At the centre of a vast industrial area with 5 million inhabitants the river was biologically dead, as it was used as an open waste-water canal from the end of the 19th century. The subsidence caused by coal mining along its route made the option of subterranean sewer pipes running alongside unworkable, as they would break each time the ground shifted.

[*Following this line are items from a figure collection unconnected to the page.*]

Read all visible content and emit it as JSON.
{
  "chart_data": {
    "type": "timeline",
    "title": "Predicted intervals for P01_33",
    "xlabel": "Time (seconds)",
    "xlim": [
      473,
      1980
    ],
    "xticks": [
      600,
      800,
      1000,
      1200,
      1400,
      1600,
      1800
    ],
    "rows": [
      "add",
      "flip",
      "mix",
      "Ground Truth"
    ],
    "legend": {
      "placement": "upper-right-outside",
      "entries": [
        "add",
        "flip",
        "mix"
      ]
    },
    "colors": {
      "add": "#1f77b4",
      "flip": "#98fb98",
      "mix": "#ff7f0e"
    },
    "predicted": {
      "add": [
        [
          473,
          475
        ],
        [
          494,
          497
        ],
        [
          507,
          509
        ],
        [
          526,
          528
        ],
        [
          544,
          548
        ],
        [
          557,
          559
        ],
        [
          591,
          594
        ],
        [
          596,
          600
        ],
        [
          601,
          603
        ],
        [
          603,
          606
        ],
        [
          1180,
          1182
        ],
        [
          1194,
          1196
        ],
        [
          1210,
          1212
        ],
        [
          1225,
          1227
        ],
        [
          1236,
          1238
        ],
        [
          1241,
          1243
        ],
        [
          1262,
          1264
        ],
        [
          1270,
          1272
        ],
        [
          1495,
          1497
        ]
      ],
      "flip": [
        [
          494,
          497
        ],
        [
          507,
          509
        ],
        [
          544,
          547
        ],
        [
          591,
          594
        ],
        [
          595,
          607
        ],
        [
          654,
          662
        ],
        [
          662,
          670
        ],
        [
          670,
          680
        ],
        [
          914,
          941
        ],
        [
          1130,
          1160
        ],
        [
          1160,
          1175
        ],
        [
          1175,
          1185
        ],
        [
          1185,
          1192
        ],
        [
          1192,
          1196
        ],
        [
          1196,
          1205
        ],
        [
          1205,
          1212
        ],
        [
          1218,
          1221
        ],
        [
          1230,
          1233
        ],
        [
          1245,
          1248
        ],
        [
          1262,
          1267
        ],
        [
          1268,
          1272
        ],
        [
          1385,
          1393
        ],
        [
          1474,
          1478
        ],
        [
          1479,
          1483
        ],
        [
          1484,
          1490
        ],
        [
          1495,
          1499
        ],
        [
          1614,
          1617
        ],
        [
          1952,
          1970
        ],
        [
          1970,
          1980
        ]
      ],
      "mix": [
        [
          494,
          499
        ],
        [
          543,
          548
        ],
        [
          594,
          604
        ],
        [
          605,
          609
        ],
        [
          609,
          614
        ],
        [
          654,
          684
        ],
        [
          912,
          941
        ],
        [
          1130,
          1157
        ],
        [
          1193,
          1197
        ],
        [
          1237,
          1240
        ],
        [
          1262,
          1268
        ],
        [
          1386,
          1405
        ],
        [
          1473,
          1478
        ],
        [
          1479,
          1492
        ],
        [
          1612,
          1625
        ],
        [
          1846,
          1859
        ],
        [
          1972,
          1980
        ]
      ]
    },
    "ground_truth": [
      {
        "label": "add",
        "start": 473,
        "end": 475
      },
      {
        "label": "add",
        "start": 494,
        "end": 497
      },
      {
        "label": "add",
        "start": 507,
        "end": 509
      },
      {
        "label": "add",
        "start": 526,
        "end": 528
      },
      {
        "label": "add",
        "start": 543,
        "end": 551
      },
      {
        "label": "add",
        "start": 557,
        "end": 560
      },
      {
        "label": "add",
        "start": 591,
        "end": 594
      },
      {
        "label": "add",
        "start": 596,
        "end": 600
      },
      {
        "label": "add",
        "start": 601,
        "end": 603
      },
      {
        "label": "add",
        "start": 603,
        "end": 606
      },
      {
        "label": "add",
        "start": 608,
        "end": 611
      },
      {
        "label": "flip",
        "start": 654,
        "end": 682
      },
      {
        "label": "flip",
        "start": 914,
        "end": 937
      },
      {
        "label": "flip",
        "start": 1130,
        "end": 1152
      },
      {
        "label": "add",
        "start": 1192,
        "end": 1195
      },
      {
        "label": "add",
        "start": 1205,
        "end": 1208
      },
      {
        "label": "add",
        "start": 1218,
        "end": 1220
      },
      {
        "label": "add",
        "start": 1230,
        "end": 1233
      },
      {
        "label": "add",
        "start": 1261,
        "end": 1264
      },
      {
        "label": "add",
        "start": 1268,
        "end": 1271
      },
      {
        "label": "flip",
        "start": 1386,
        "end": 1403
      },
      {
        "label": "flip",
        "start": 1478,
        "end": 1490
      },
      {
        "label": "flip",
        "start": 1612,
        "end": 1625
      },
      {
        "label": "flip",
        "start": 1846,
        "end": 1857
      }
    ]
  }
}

Owing to the steady flow of spoil from the mining industry it has been impossible for the route of the Emscher to be maintained and its mouth into the Rhine has shifted north twice. A large wastewater treatment plant at its mouth treats the water of the Emscher before it flows into the Rhine.

==Restoration==

Since the early 1990s, efforts to restore the Emscher to its natural state have been making headway. The last coal mine (Bergwerk Prosper-Haniel) was closed in December 2018. Now that coal mining near the route of the river has halted, a large underground pipe is being built along the path of the river. The first stretch of the river to be restored is that in the city of Dortmund. The overall project is headed by the public water board Emschergenossenschaft. The main work was completed at the end of August 2022, with a budget of 5.5 billion euros.

The Emscher renaturation project, which is funded by a total of €1.3 billion in EU bank finance, protects and generates 1400 jobs per year.

While the river was not returned to its historical path, it now supports some fish and other wildlife. It has been turned into a recreation spot, with extensive cycle paths.